I shake my arm free. I could run, I think. Into the pub, though its shuttered windows suggest it might not be open.

‘Relax. I’m not going to hurt you.’

‘Just stay away from me.’ I’m shaking with fear, my voice is unsteady. ‘We can talk here—’

‘You want me to stay away from you ?’ He looks incredulous. ‘I want you to stay away from me , and from Anna.’ I begin to protest, but he continues. ‘You’re the one who’s messaging me non-stop, who’s ringing me up day and fucking night, over and over. I had to change my fucking number, just to get rid of you.’

I stare at him. We’re both totally still, as if locked in stalemate, then I speak. ‘No,’ I say. ‘No.’

‘So, you’re the one who won’t leave me alone.’ He points to his cheek. ‘I mean, look at this. Crazy. You’re crazy.’

The wound has healed, more or less. It’s superficial. Soon it won’t be visible at all.

‘You did that.’

He laughs. ‘Are you mad? I brought the knife down with me to protect myself, not so that I could stab myself! I didn’t know you were going to lose it and try to grab it out of my hand…’

‘No. No, no…’ I take a step back. I remind myself why I’m here. To protect Connor. ‘You’re stalking my son!’

‘What?’

‘The bowling alley. He told me.’

He laughs. ‘You’re crazier than I thought! So keep away from me, okay? Or else—’

‘Or else what?’

‘Haven’t you worked it out yet? I can do anything. Anything at all… Hugh? Anna? I can destroy them both. Unless there’s a way you could make it worth my while not to…’
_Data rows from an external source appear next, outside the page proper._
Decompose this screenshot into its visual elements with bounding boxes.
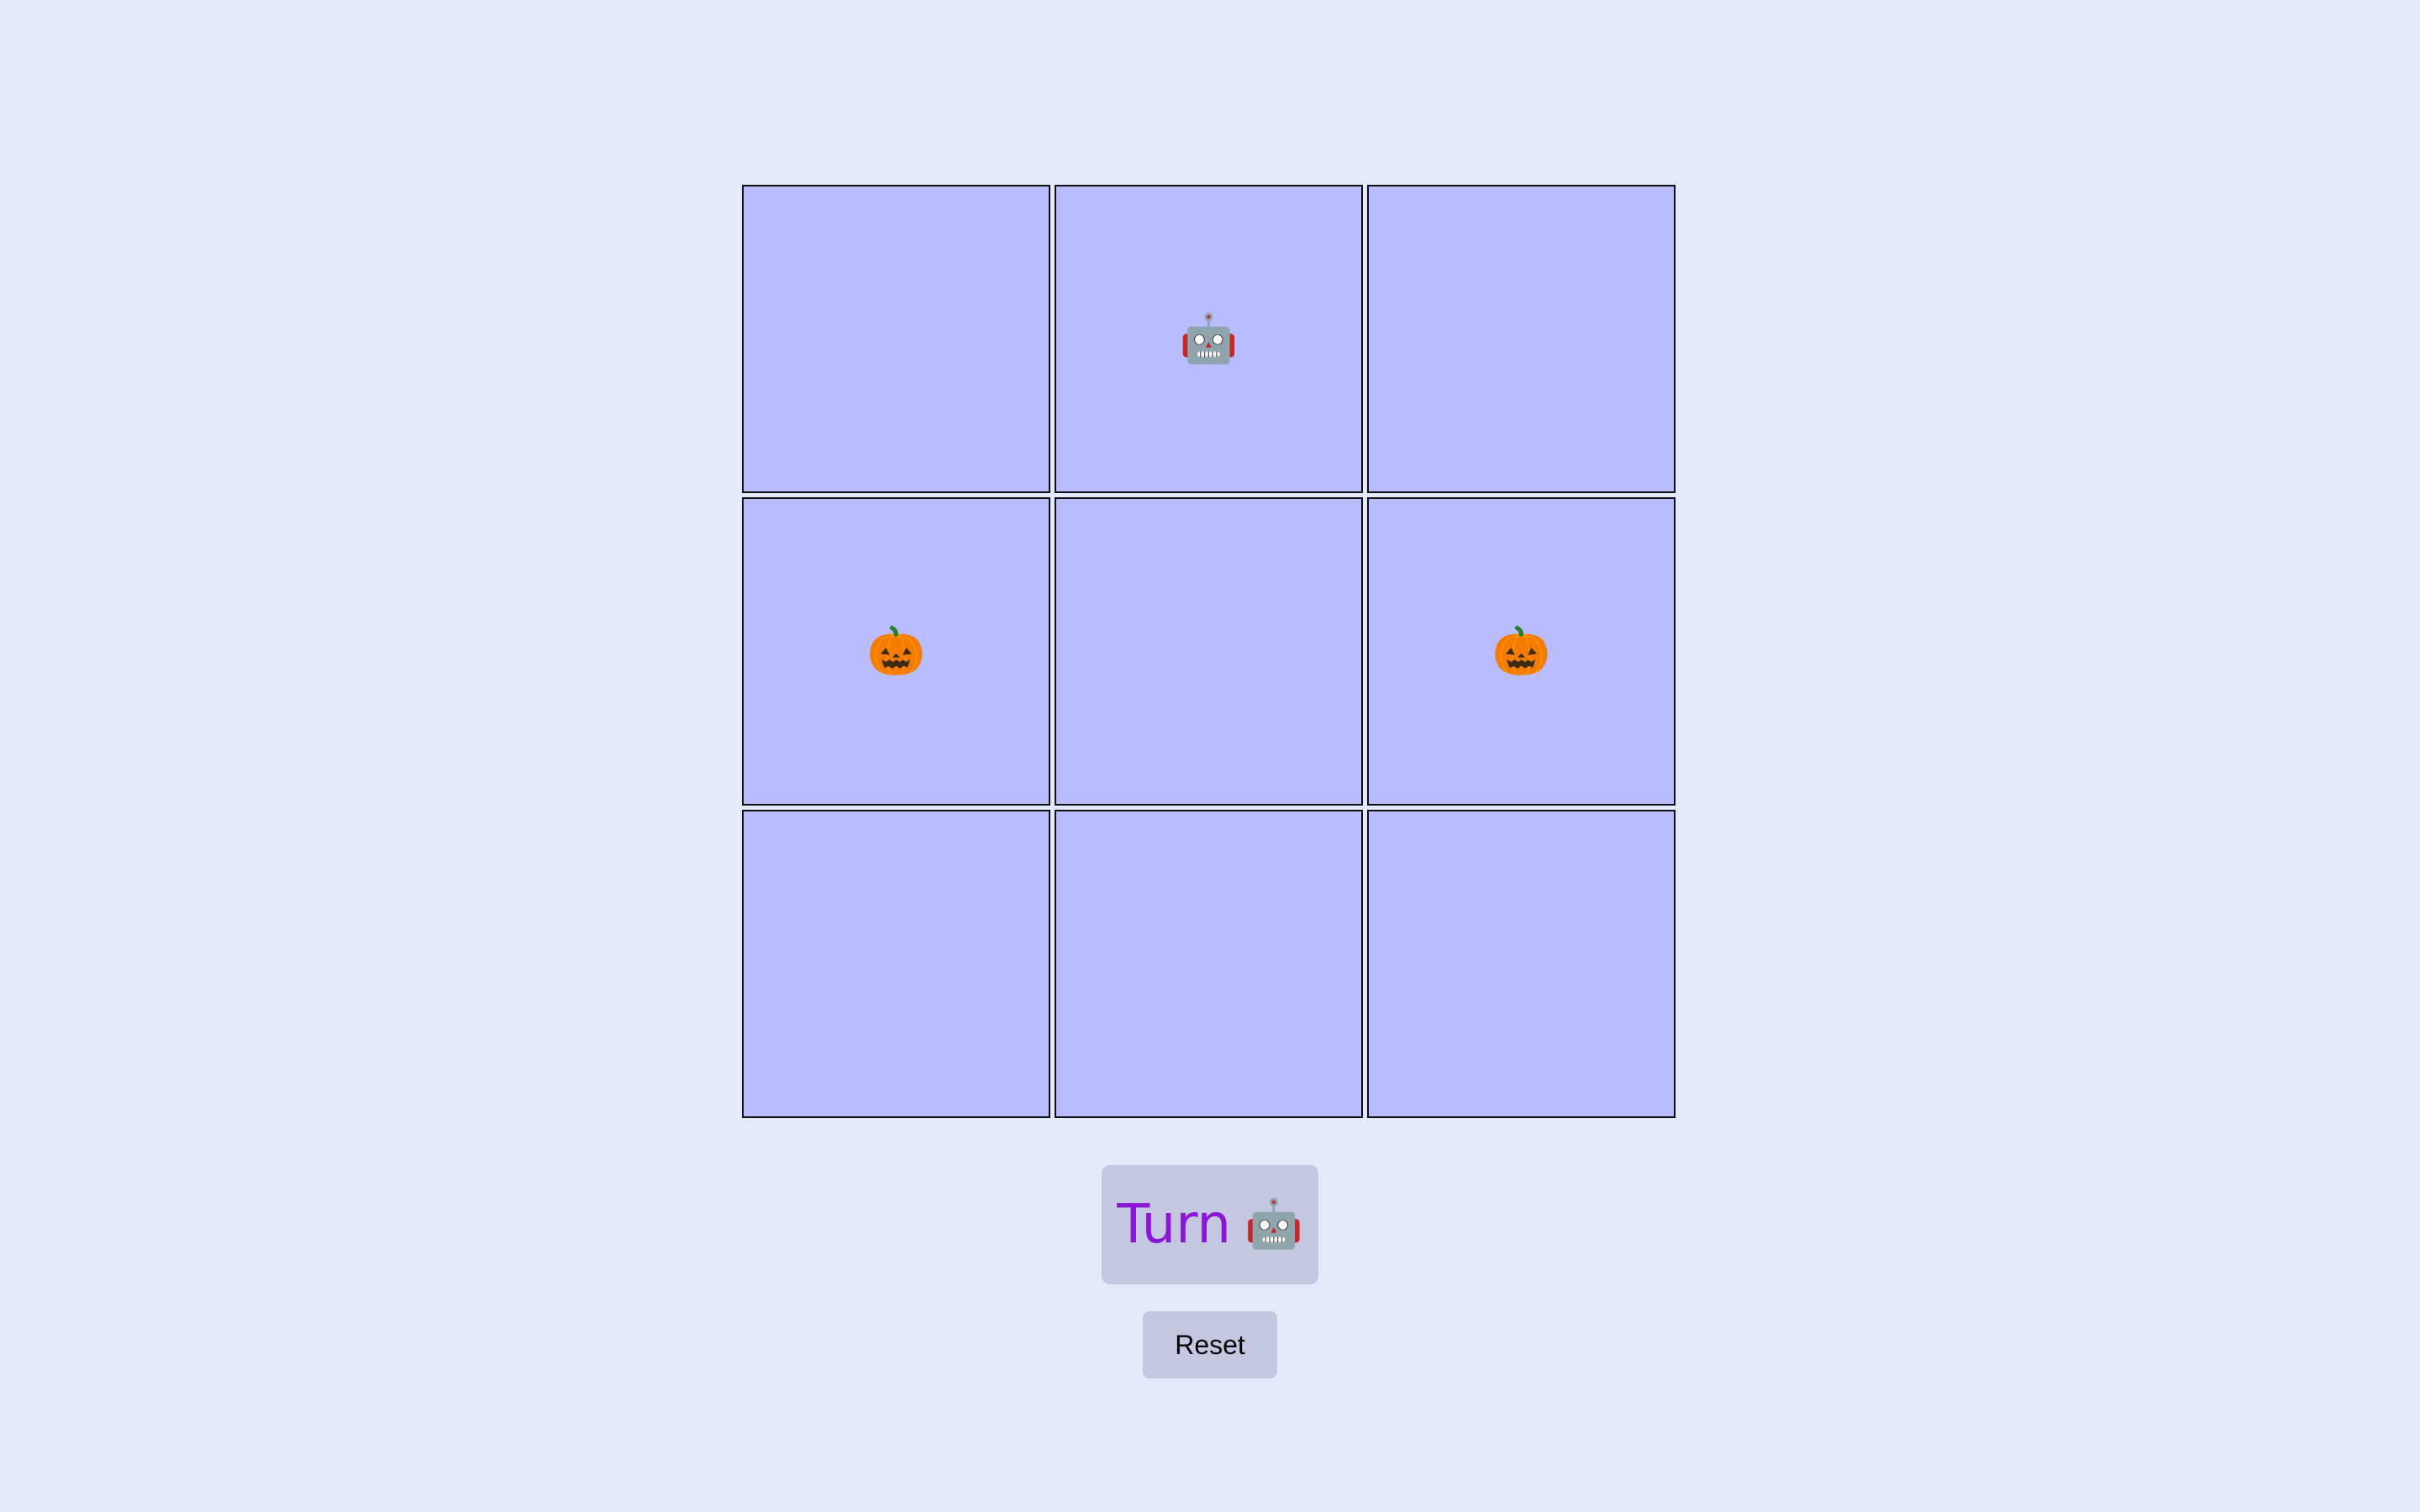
board-cell-1[interactable] <box>742 185 1050 493</box>
board-cell-4[interactable]: 🎃 <box>742 497 1050 806</box>
pumpkin-icon: 🎃 <box>1491 623 1551 679</box>
board-cell-5[interactable] <box>1055 497 1363 806</box>
board-cell-7[interactable] <box>742 810 1050 1118</box>
robot-icon: 🤖 <box>1179 311 1239 366</box>
turn-indicator: Turn 🤖 <box>1102 1165 1318 1284</box>
board-cell-2[interactable]: 🤖 <box>1055 185 1363 493</box>
robot-icon: 🤖 <box>1244 1197 1303 1252</box>
board-cell-6[interactable]: 🎃 <box>1367 497 1676 806</box>
board-cell-8[interactable] <box>1055 810 1363 1118</box>
turn-label: Turn <box>1117 1194 1231 1256</box>
pumpkin-icon: 🎃 <box>866 623 926 679</box>
reset-button[interactable]: Reset <box>1143 1311 1277 1378</box>
board-cell-3[interactable] <box>1367 185 1676 493</box>
game-board: 🤖 🎃 🎃 <box>742 185 1677 1120</box>
board-cell-9[interactable] <box>1367 810 1676 1118</box>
‘You’re wrong.’ I try to keep my voice steady. I want it to have a strength I don’t feel. I want him to think I’m telling the truth. ‘You think I care, but I don’t. Hugh and I are only staying together because of Connor. I’ve already told him all about you. He understands. So,’ – I shrug – ‘what you’re trying won’t work. Show those photos to anyone you like…’

‘Anyone?’

I nod.

‘Really?’

‘Yes.’

‘How about Connor?’

I try not to recoil, but I can’t help it. He sees it.

‘Connor’s grounded. You won’t get near him again. Coincidentally or not.’

‘Oh, don’t worry. Me and Connor? We have history now. We’re virtually friends.’

I feel a chill. What does he mean? Is there something else, something I don’t know about? Again the fear comes, that he’s got something to do with Evie. I have to remind myself that Hugh’s spoken to her, in real life. He’s heard her voice. It can’t be Lukas. I have to remember that.